Bugün başlayıp 14 Ekim'e kadar devam edecek olan Altın Portakal'da toplam 14 film var dedik, ancak etkinliklerin sayısını söylemek kolay değil. Neredeyse her gün basına servis edilen etkinlik haberlerini bile sıralasak buradan bizim köye yol olur! İşin latifesi bir yana, geçtiğimiz yıl Antalya Kültür Sanat Vakfı'nca (AKSAV) 'halkın festivali' diyerek başlatılan, festivali halka yayma çabaları bu yıl da devam edecek. Şehrin çeşitli yerlerinde yapılan canlı heykel çalışmaları, okullarda gösterimler, atölyeler, Emir Kusturica'nın da sahne alacağı açıkhava konserleri, halkın portakalı için fim setleri, kayıp filmler projesi kapsamında yapılacak gösterimler, sinema sektörünün tartışılacağı paneller, festival için yayımlanacak kitaplar, Kemal Sunal anısına gösterim ve sergi, cezaevlerinde film gösterimleri... Daha da çoğaltılabilir. Üstelik festival bu yıl, Antalya'ya sığmayıp ilçesi Manavgat'ın yanı sıra komşuları Isparta ve Burdur'a da uzanacak.
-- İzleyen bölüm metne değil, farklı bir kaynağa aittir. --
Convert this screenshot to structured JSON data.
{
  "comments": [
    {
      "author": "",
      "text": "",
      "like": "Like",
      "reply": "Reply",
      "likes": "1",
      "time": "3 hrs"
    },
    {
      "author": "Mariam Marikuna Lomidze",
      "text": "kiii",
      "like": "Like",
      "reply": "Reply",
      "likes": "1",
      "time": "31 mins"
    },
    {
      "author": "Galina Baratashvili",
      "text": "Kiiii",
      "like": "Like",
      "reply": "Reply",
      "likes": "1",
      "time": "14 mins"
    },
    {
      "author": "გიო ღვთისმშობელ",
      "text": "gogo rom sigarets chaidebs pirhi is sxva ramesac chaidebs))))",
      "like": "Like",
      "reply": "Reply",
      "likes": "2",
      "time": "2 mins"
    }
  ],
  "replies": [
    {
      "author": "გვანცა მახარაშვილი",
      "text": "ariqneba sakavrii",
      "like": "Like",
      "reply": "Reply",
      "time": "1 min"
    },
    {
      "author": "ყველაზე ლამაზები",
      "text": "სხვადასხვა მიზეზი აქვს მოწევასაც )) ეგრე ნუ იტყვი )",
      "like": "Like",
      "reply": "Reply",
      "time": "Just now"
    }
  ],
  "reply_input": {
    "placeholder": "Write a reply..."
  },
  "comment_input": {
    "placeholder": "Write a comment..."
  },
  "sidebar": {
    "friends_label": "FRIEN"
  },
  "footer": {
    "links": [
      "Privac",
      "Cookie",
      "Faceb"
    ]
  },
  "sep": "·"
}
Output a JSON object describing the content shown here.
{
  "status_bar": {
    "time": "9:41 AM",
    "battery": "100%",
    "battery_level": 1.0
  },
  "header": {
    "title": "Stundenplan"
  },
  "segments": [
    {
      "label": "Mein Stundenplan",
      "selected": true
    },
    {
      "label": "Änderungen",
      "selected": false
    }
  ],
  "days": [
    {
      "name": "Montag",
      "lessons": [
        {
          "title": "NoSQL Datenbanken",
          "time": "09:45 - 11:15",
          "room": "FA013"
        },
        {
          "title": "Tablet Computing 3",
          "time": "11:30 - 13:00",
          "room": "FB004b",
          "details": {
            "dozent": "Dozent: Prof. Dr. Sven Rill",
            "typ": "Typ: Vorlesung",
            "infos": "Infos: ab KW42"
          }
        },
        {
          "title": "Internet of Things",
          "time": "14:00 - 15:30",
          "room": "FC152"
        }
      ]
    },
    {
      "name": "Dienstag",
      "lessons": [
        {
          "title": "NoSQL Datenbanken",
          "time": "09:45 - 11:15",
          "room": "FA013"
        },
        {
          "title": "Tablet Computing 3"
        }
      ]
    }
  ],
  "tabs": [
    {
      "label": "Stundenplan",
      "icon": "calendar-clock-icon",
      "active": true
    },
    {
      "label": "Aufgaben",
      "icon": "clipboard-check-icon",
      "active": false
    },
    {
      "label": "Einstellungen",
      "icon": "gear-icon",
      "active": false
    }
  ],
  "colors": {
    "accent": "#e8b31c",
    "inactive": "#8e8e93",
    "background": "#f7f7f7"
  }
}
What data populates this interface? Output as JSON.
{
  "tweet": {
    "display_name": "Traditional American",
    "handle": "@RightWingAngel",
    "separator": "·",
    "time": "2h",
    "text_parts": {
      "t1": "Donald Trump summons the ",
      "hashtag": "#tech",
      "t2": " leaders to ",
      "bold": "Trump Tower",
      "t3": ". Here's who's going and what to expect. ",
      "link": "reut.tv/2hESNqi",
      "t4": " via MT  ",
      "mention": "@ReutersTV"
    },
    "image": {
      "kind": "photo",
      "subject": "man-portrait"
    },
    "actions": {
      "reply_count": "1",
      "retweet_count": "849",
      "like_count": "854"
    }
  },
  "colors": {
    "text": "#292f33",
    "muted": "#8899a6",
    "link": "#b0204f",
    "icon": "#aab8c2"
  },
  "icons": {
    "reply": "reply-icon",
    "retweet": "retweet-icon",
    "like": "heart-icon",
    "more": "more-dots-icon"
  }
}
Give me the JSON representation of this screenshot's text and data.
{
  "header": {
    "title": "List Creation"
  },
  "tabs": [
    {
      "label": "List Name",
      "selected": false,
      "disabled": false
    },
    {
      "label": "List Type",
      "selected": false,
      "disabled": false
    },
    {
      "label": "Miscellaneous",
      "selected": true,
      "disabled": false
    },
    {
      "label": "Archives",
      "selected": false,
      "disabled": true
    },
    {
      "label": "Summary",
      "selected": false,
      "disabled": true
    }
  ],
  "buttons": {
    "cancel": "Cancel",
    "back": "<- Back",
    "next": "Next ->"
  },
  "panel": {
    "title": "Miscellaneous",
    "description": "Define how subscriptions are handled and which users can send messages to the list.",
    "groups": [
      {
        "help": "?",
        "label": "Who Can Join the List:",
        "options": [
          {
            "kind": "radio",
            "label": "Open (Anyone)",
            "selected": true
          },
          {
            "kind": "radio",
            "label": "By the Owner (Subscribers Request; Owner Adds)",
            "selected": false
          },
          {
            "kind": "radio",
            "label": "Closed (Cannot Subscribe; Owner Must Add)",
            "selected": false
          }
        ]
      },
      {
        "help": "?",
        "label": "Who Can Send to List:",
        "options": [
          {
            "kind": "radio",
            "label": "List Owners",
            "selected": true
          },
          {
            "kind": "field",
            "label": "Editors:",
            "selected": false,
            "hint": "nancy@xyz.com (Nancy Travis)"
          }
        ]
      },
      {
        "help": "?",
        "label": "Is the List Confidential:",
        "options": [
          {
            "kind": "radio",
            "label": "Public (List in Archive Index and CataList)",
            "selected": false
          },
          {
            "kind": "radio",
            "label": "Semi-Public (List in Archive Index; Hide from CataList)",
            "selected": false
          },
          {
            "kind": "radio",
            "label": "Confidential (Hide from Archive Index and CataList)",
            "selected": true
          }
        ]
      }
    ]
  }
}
Biliyoruz, İstanbul'da Filmekimi var. Ancak 'erken' başlayan tartışmaları, etkinlikleri ve her türlü listeye açık yarışma filmleriyle kültür sanat dünyasının Antalya'da olacağına şüphe yok.
Portakal'a talip yerli filmler
Atlıkarınca (İlksen Başarır), Çakal (Erhan Kozan), Çoğunluk (Seren Yüce), Gişe Memuru (Tolga Karaçelik), Gölgeler ve Suretler (Derviş Zaim), Hayda Bre (Orhan Oğuz), Kağıt (Sinan Çetin), Kar Beyaz (Selim Güneş), Kavşak (Selim Demirdelen), Press (Sedat Yılmaz), Saç (Tayfun Pirselimoğlu), Signora Enrica ile İtalyan Olma (Ali İlhan), Siyah Beyaz (Ahmet Boyacıoğlu), Zefir (Belma Baş)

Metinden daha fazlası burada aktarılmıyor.